Wie sie politisch dachten, verrieten mir die Dorfbewohner erst nach einem Jahr: Sie trauten den griechischen Zyprioten nicht, wollten selbst bei einer Wiedervereinigung eine Art Grenze behalten. Ein Mann sagte: „Wir leben in Zypern unter einem Dach, aber in zwei Zimmern.“ Sehnsucht nach ihren alten Dörfern im Süden haben sie nicht. Sie fühlen sich im Norden zu Hause. Ganz anders die griechischen Zyprioten, die seit der Öffnung wie Pilger über die Grenze gehen, Kirchen und Friedhöfe besuchen, voller Nostalgie für ihre alte Heimat. Einmal war ich dabei, als sich griechische Zyprioten ihr früheres Haus ansahen. Die Bewohner führten die Besucher freundlich herum – ohne Feindseligkeit.
Das frühere Haus meines Vaters ist verlassen und verfällt. Was mich jedoch weit mehr betroffen machte, war zu sehen, wie Menschen auf dem Friedhof, auf dem mein Großvater liegt, ein Barbecue veranstalteten. Ich erzählte meinen Gastgebern davon und sie verstanden meinen Ärger.
Dr.
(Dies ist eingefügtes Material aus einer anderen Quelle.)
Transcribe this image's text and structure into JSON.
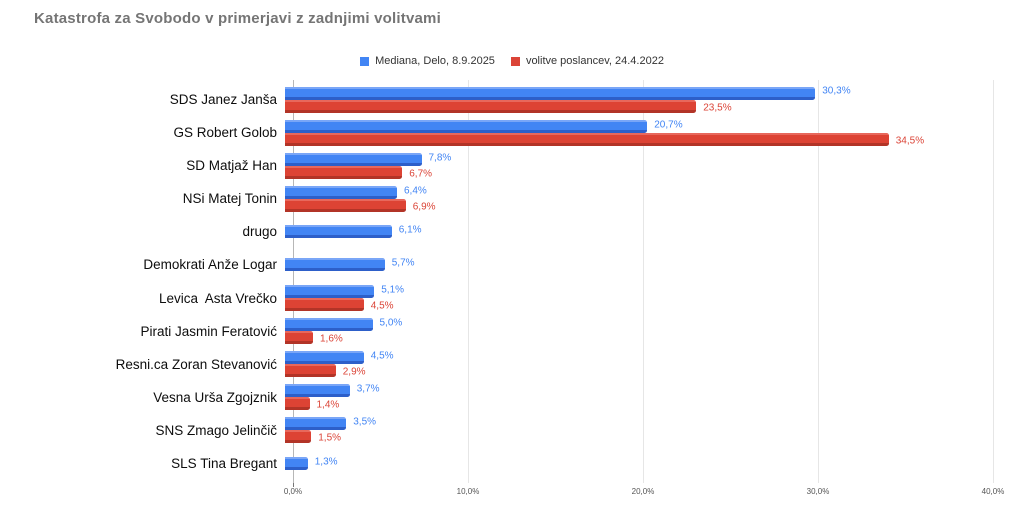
{
  "chart_data": {
    "type": "bar",
    "orientation": "horizontal",
    "title": "Katastrofa za Svobodo v primerjavi z zadnjimi volitvami",
    "categories": [
      "SDS Janez Janša",
      "GS Robert Golob",
      "SD Matjaž Han",
      "NSi Matej Tonin",
      "drugo",
      "Demokrati Anže Logar",
      "Levica  Asta Vrečko",
      "Pirati Jasmin Feratović",
      "Resni.ca Zoran Stevanović",
      "Vesna Urša Zgojznik",
      "SNS Zmago Jelinčič",
      "SLS Tina Bregant"
    ],
    "series": [
      {
        "name": "Mediana, Delo, 8.9.2025",
        "color": "#4285f4",
        "values": [
          30.3,
          20.7,
          7.8,
          6.4,
          6.1,
          5.7,
          5.1,
          5.0,
          4.5,
          3.7,
          3.5,
          1.3
        ],
        "labels": [
          "30,3%",
          "20,7%",
          "7,8%",
          "6,4%",
          "6,1%",
          "5,7%",
          "5,1%",
          "5,0%",
          "4,5%",
          "3,7%",
          "3,5%",
          "1,3%"
        ]
      },
      {
        "name": "volitve poslancev, 24.4.2022",
        "color": "#db4437",
        "values": [
          23.5,
          34.5,
          6.7,
          6.9,
          null,
          null,
          4.5,
          1.6,
          2.9,
          1.4,
          1.5,
          null
        ],
        "labels": [
          "23,5%",
          "34,5%",
          "6,7%",
          "6,9%",
          null,
          null,
          "4,5%",
          "1,6%",
          "2,9%",
          "1,4%",
          "1,5%",
          null
        ]
      }
    ],
    "xlim": [
      0,
      40
    ],
    "x_ticks": [
      {
        "value": 0,
        "label": "0,0%"
      },
      {
        "value": 10,
        "label": "10,0%"
      },
      {
        "value": 20,
        "label": "20,0%"
      },
      {
        "value": 30,
        "label": "30,0%"
      },
      {
        "value": 40,
        "label": "40,0%"
      }
    ],
    "grid": "vertical",
    "legend_position": "top-center",
    "colors": {
      "background": "#ffffff",
      "title_text": "#757575",
      "gridline": "#e6e6e6",
      "axis_line": "#b7b7b7"
    }
  }
}
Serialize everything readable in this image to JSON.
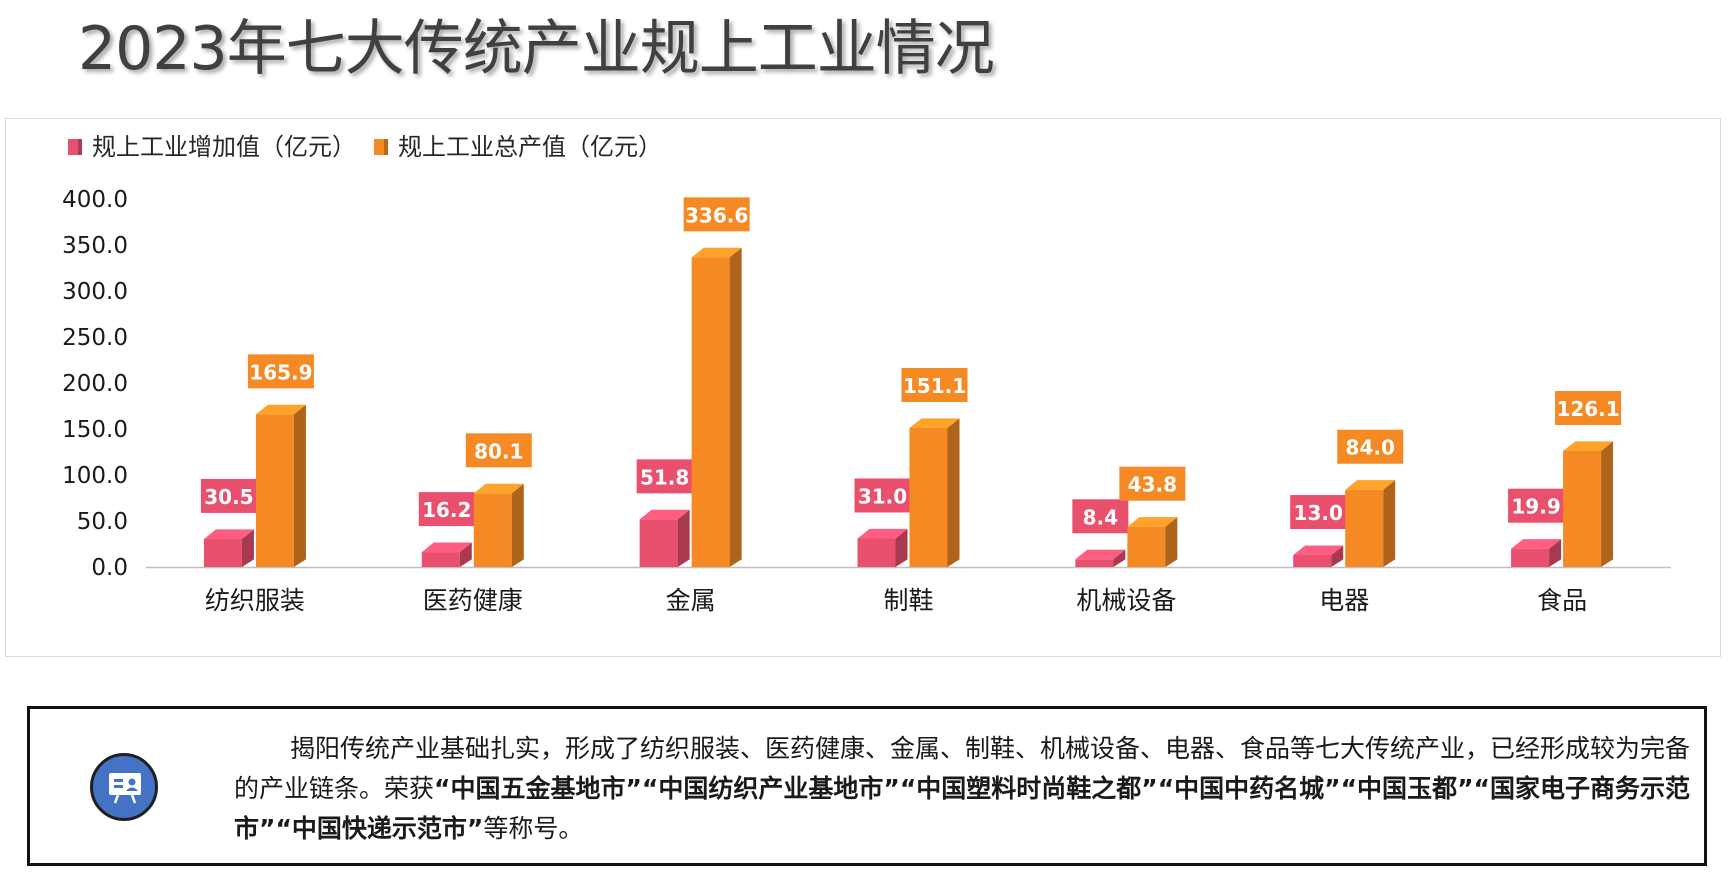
{
  "title": "2023年七大传统产业规上工业情况",
  "chart_data": {
    "type": "bar",
    "categories": [
      "纺织服装",
      "医药健康",
      "金属",
      "制鞋",
      "机械设备",
      "电器",
      "食品"
    ],
    "series": [
      {
        "name": "规上工业增加值（亿元）",
        "values": [
          30.5,
          16.2,
          51.8,
          31.0,
          8.4,
          13.0,
          19.9
        ],
        "color": "#e8506e"
      },
      {
        "name": "规上工业总产值（亿元）",
        "values": [
          165.9,
          80.1,
          336.6,
          151.1,
          43.8,
          84.0,
          126.1
        ],
        "color": "#f58a24"
      }
    ],
    "ylim": [
      0,
      400
    ],
    "yticks": [
      "0.0",
      "50.0",
      "100.0",
      "150.0",
      "200.0",
      "250.0",
      "300.0",
      "350.0",
      "400.0"
    ],
    "legend_position": "top-left",
    "grid": false,
    "style": "3d-bar"
  },
  "info": {
    "icon": "presentation-icon",
    "intro": "揭阳传统产业基础扎实，形成了纺织服装、医药健康、金属、制鞋、机械设备、电器、食品等七大传统产业，已经形成较为完备的产业链条。荣获",
    "honors": [
      "“中国五金基地市”",
      "“中国纺织产业基地市”",
      "“中国塑料时尚鞋之都”",
      "“中国中药名城”",
      "“中国玉都”",
      "“国家电子商务示范市”",
      "“中国快递示范市”"
    ],
    "outro": "等称号。"
  }
}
Lisa Dikomitis, geboren 1978 im belgischen Menen, lebte zwischen 2004 und 2008 immer wieder für mehrere Monate in Kozan/Larnakas tis Lapithou. Über ihre Studien erschien unter anderem „Cyprus and Its Places of Desire. Cultures of Displacement Among Greek and Turkish Cypriot Refugees” (IB Tauris, London, 2012).
Pakistan: Geben und Nehmen
Ich habe in Pakistan schnell gelernt, Männern meiner Größe keine Komplimente über ihre Kleidung zu machen. Denn dann nahmen sie die jeweiligen Stücke ab und schenkten sie mir. Die Menschen im Dorf Bhalot sind unglaublich gastfreundlich. Trotzdem geraten sie untereinander ständig in Konflikte – etwa um Grund und Boden. In Bhalot im Norden der Provinz Punjab leben zwischen 5.000 und 10.000 Menschen, genau ist das schwer zu sagen. Ich wohnte dort als Gast bei Männern, denen das Land um das Dorf herum gehörte. Manche Dörfler waren deshalb besonders freundlich zu mir, andere skeptisch. Um Vertrauen aufzubauen, half es, wenn ich Bilder meiner Familie zeigte, denn den Pakistanern war es wichtig, mich in meinem Umfeld zu sehen.
Als Anthropologe interessierte mich die Kultur des Schenkens. In Pakistan tauscht man nicht einfach Objekte aus, sondern gibt ein Stück von sich selbst. Konflikte entstehen, wenn zu viel, aber auch, wenn zu wenig gegeben wird. Ich sah, wie ein Mann, der von seinem Cousin aus den USA ein Mobiltelefon mitgebracht bekam, dieses wütend aus dem Autofenster warf. Er hielt es für zu billig und verstand es deshalb als Zeichen, dass er dem Verwandten nicht so wichtig war. In Bhalot entdeckte ich auch eine Tradition, die es Männern erlaubt, auf friedliche Art miteinander um die Vormachtstellung zu konkurrieren: das Dég. Bei diesem Ritual, das beispielsweise bei der Geburt eines Kindes oder der Rückkehr von der Hadsch stattfindet, sind alle Dorfbewohner eingeladen, Reis mitzuessen. Je mehr Kessel Reis der Gastgeber aufbietet, desto klarer deklariert er seine Machtposition. In Bhalot habe ich auch gelernt, dass Pakistaner Freundschaften nicht leichtfertig aufgeben. Selbst wenn die Menschen dort sehr theatralisch auf Konflikte reagieren, schimpfen und mit dem Gewehr in die Luft schießen, können sie am nächsten Tag wieder zusammen lachen.
Dr. Stephen M. Lyon, geboren 1965 in Huntsville, Alabama, lebte von 1998 bis 1999 im pakistanischen Dorf Bhalot. Dazu erschien sein Buch „An Anthropological Analysis of Local Politics and Patronage in a Pakistani Village“ (Edwin Mellen Press, Lampeter, 2004).